My mum decided one day while shopping to buy expensive sainsbury's smoked salmon - as it didn't hurt any of them, I can only assume it's ok now and again as a treat. Now, if I ever fancy to treat them to it again, they'll expect the best


----------



## Emster (Dec 9, 2007)

Thanks for the answers  

I thought it would be okay as I've read a few posts about people giving their rats fish or oysters etc, but just wanted to make sure.


----------



## crapola (Feb 12, 2007)

i've given my rats tuna, prawns, oysters and mussels, and they love them all.







edited because i forgot the prawns!!


----------



## spoongirl (Dec 19, 2007)

Just a thought..albacore varieties tend to have higher mercury contents than the canned light.
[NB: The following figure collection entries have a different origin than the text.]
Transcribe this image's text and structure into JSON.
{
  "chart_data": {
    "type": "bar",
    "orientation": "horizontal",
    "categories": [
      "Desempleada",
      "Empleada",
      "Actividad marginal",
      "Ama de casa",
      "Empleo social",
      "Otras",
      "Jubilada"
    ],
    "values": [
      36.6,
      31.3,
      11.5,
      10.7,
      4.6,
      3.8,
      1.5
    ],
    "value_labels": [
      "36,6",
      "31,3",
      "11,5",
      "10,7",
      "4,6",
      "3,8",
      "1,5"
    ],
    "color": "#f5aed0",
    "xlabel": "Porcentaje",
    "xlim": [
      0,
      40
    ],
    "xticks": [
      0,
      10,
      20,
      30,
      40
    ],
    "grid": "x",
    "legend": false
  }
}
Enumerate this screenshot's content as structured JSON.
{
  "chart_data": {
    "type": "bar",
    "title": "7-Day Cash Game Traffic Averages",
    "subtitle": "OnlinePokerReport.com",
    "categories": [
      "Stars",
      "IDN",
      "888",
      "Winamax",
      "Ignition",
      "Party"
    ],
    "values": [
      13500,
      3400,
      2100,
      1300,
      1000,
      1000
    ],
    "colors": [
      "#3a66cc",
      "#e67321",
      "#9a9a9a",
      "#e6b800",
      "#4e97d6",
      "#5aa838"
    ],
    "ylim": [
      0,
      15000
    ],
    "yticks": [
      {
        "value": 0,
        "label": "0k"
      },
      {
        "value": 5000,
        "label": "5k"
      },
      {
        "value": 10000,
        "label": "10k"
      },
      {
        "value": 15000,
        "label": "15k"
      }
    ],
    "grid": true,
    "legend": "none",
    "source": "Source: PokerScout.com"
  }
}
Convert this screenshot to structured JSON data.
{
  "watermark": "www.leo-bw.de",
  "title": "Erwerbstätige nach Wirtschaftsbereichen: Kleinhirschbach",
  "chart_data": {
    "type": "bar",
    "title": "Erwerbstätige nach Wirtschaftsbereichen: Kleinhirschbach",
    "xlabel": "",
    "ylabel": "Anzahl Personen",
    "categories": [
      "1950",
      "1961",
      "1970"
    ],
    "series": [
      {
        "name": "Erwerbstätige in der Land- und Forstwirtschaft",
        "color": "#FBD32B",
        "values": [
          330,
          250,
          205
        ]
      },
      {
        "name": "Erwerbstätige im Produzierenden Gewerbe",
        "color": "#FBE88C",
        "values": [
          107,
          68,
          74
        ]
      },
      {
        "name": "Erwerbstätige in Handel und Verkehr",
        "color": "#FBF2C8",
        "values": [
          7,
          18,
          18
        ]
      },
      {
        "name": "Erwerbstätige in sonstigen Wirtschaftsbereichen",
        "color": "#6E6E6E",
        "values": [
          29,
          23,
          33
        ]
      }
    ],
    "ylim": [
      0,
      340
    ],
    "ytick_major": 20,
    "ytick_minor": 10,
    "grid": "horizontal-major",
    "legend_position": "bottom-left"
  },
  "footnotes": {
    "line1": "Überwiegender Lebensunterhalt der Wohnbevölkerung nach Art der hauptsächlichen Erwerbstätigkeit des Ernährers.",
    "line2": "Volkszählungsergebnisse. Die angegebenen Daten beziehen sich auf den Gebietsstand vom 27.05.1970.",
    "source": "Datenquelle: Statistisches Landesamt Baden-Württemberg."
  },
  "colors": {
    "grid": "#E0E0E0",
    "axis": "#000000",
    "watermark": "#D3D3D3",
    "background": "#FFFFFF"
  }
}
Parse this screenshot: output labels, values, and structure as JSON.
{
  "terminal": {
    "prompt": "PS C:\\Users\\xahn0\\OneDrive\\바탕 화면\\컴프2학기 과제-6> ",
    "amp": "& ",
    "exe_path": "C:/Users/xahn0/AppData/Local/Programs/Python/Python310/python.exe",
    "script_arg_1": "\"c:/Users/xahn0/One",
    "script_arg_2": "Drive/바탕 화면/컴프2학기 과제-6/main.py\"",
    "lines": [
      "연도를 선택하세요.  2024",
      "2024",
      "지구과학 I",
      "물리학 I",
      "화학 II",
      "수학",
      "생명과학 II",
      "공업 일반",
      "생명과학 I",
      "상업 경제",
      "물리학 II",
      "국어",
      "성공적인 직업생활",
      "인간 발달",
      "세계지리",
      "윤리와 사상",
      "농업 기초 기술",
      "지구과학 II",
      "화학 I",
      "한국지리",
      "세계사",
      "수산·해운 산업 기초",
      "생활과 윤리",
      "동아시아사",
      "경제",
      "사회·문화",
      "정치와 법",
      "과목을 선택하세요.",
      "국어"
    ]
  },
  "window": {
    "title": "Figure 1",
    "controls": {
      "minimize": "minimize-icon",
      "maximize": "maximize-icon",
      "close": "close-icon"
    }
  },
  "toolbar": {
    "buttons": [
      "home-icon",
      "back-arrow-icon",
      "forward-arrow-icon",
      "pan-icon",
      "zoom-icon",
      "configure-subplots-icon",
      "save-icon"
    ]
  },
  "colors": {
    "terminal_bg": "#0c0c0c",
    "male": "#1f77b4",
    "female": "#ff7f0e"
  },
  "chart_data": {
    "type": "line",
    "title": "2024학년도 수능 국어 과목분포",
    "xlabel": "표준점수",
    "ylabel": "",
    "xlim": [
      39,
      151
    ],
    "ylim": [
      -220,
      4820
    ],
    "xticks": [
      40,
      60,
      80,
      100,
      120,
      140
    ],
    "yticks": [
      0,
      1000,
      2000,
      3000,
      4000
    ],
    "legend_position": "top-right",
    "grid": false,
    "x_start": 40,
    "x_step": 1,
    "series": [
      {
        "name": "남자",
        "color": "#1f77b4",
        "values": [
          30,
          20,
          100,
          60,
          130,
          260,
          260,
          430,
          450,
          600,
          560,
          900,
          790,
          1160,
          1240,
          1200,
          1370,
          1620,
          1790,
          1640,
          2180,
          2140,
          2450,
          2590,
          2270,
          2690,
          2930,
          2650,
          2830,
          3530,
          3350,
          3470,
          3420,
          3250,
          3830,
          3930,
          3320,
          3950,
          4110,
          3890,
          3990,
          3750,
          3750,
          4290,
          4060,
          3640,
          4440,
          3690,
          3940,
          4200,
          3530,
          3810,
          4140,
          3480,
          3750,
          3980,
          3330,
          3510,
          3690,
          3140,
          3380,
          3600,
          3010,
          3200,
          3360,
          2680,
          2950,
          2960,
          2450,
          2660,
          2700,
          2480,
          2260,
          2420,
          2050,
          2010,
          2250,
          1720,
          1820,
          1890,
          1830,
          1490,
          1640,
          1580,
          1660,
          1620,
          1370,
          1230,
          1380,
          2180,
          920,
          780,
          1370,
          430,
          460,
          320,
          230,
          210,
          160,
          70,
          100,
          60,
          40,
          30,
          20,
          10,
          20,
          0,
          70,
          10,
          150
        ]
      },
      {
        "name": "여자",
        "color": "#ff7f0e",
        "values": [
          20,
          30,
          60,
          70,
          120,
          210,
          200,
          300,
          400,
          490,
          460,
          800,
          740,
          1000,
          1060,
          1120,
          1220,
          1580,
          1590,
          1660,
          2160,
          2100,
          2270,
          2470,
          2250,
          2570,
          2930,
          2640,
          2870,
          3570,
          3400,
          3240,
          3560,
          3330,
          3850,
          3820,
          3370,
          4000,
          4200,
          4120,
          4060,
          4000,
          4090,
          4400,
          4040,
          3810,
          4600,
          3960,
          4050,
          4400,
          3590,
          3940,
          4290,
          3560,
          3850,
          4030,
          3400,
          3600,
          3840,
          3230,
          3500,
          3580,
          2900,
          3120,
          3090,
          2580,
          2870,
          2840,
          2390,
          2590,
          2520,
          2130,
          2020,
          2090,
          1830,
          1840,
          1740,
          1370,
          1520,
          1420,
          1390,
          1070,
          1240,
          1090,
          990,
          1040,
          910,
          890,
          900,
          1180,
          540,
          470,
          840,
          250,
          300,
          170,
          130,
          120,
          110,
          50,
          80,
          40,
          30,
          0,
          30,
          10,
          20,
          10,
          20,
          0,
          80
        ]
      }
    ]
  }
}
Personally I would just skip feeding them tuna altogether due to the mercury contamination...but that's just me


----------



## OnlyOno (Apr 4, 2007)

i agree with spoongirl -- pregnant women are warned away from any seafood as there is *just* enough mercury in seafood to scare doctors about baby development. i'd say that's scary enough for me to not feed it to my tiny energetic rodents. i honestly think that it's said that you have to eat fish like 2-3 weekly for mercury levels to become a problem, but considering how tiny my rats are, and how much shorter their lives are anyway, i personally wouldn't take the chance.


----------



## Emster (Dec 9, 2007)

I haven't tried them with the tuna or salmon as of yet.

I have gave them a tiny piece of fresh, cooked smoked haddock and they seemed to like it...Well they gobbled it down quick enough.
Although this will be a very rare treat as it's not often that we eat fish.


----------